Warren Buffett, 2013 Berkshire Hathaway annual letter
“Don’t look for the needle in the haystack. Just buy the haystack!”
John Bogle, founder of Vanguard
The wisdom of both investors points to the same conclusion: low-cost index funds are the most reliable path for long-term wealth.
Summary
Low-cost S&P 500 index funds offer a simple, time-tested path to long-term wealth, backed by the endorsement of Warren Buffett and decades of market data. For Irish investors, the choice of UCITS ETFs like CSPX, VUSA, or SPY5 makes it easy to buy in from home. The decision is clear: pick a fund with a TER under 0.10%, open a broker account, and invest consistently – or risk leaving thousands on the table in fees and missed compounding.

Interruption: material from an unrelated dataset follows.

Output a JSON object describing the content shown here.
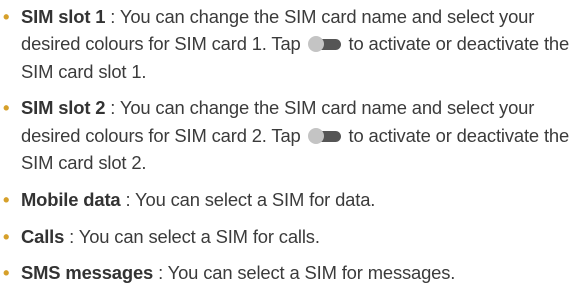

secureyourfuture.ie, blackrock.com, justetf.com, youtube.com, blog.seedly.sg, reddit.com, youtube.com
Frequently asked questions
What is the difference between an S&P 500 index fund and an ETF?
An index fund is a mutual fund that tracks the S&P 500; an ETF trades on exchanges like a stock but does the same tracking. ETFs are often cheaper and more tax-efficient for non-US investors.
Can I lose money in an S&P 500 index fund?
Yes, the value can go down in any given year. Over long periods (10+ years), the index has historically recovered and grown, but losses are possible.
What is the minimum investment for an S&P 500 index fund?
For US mutual funds like VFIAX, the minimum is usually $3,000. For ETFs like CSPX, you can buy a single share (currently around $600).
How often do S&P 500 index funds pay dividends?
Most distributing funds pay quarterly dividends. Accumulating funds reinvest dividends automatically, so you don’t receive cash.
Are S&P 500 index funds safe for retirement?
They are considered a core holding for retirement portfolios due to low costs and broad diversification. However, they are not risk-free – you need a long time horizon.
What is the expense ratio of the Vanguard S&P 500 ETF (VOO)?
VOO has an expense ratio of 0.03% – the same as the institutional share class of the mutual fund.
Do S&P 500 index funds beat inflation over time?
Historically, yes. The S&P 500 has averaged about 10% annual returns before inflation, which has outpaced the average 3% inflation rate by a wide margin.